In der neuen Richtlinie des G-BA sind die einzelnen Schritte einer systematischen Diagnostik und Behandlung von Parodontopathien detailliert beschrieben. Festgelegt ist, dass Zahnärztinnen und Zahnärzte vor der Therapieplanung Stadium und Grad der Erkrankung erheben und Risikofaktoren wie Diabetes mellitus oder Rauchen abklären müssen. Im anschließenden Aufklärungs- und Therapiegespräch werden auf Basis der Befunde die weiteren möglichen Schritte besprochen. Ebenfalls soll in diesem Gespräch vermittelt werden, wie notwendig es ist, dass Patientinnen und Patienten den Behandlungsprozess aktiv unterstützen. Dabei geht es neben der Vermeidung bestimmter Risikofaktoren, wie dem Tabakkonsum, insbesondere um eine gute allgemeine Mundhygiene. In Abhängigkeit von Stadium und Grad der Erkrankung sieht die Richtlinie verschiedene Ansätze vor: eine antiinfektiöse Therapie, eine Antibiotikatherapie oder chirurgische Eingriffe. Die Fortschritte in der Therapie und die Mitarbeit der Patientin oder des Patienten müssen zwischenzeitlich überprüft werden, um den Behandlungserfolg auch möglichst langfristig zu sichern.

Für Zahnärztinnen und Zahnärzte wichtig: Wie bisher auch in der Behandlungsrichtlinie bleiben die allgemeinen Regelungen zum Parodontitis-Screening mittels Parodontalem Screening Index (PSI) sowie die Definition des Umfangs der vertragszahnärztlichen Versorgung von parodontalen Erkrankungen, die nicht der systematischen Behandlung zuzuordnen sind, gleich. Hierbei geht es insbesondere um Akutformen der Parodontitis.

Inanspruchnahme voraussichtlich ab dem dritten Quartal 2021

Die Beschlüsse zur Erstfassung der Richtlinie und zur Anpassung der geltenden Behandlungsrichtlinie werden dem Bundesministerium für Gesundheit zur Prüfung vorgelegt und treten nach Nichtbeanstandung und Bekanntmachung im Bundesanzeiger am 1. Juli 2021 in Kraft.

Das neue Vorgehen zur systematischen Diagnostik und Behandlung von Parodontopathien kann von Zahnärztinnen und Zahnärzten erbracht werden, nachdem der Bewertungsausschuss der Kassenzahnärztlichen Bundesvereinigung und des GKV-Spitzenverbandes die Höhe der zahnärztlichen Vergütung festgelegt hat.
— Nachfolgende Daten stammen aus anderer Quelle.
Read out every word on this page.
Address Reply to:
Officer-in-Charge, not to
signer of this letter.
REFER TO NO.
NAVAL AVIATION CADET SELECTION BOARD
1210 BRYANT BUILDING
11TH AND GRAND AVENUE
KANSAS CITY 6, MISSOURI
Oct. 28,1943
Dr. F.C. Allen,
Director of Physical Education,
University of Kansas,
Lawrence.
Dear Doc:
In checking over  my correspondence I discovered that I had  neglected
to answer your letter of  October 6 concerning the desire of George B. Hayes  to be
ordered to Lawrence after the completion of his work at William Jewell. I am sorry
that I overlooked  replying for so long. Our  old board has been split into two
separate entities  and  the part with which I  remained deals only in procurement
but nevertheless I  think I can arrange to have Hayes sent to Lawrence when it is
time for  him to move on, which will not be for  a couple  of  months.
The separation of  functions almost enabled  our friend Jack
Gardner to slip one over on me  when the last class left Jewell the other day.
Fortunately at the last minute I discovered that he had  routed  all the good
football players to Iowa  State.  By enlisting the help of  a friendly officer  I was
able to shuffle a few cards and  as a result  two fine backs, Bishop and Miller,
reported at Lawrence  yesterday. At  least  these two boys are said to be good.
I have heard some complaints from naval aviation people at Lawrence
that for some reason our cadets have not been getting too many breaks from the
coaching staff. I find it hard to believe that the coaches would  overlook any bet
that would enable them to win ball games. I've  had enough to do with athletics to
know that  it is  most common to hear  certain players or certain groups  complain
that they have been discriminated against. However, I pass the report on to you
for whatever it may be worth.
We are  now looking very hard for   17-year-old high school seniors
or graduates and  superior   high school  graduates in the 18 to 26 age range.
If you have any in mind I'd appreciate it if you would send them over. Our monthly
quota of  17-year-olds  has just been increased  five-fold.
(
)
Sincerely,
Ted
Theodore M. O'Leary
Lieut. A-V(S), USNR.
Dies wird voraussichtlich ab dem dritten Quartal 2021 der Fall sein. Bis dahin können die bisherigen Leistungen zur Parodontitisbehandlung unverändert in Anspruch genommen werden.

Die systematische Behandlung von Parodontitis und anderer Parodontalerkrankungen gemäß der neuen Richtlinie muss von der gesetzlichen Krankenkasse des Patienten oder der Patientin vorab genehmigt werden. Das Nähere zur Vereinbarung über das Antrags- bzw. Genehmigungsverfahren wird im Bundesmantelvertrag – Zahnärzte (BMV-Z) geregelt.

Hintergrund: Beratungsverfahren zur systematischen Behandlung von Parodonthopathien

Das Beratungsverfahren zur systematischen Behandlung von Parodontopathien hatte der G-BA auf Antrag der Patientenvertretung eingeleitet. Die in der Behandlungsrichtlinie schon bestehenden Regelungen zu Diagnostik und Therapie bei Parodontitis sollten dahingehend überprüft werden, ob sie noch dem aktuellen wissenschaftlichen Forschungsstand entsprechen.

Das Institut für Qualität und Wirtschaftlichkeit im Gesundheitswesen (IQWiG) recherchierte und bewertete im Auftrag des G-BA den aktuellen Wissensstand zur Diagnostik, Vorbehandlung, Therapie und Nachsorge von Parodontopathien und legte hierzu einen Abschlussbericht vor. Ergänzt wurde der Bericht durch eine Recherche der Fachberatung Medizin des G-BA zur strukturierten Nachsorge.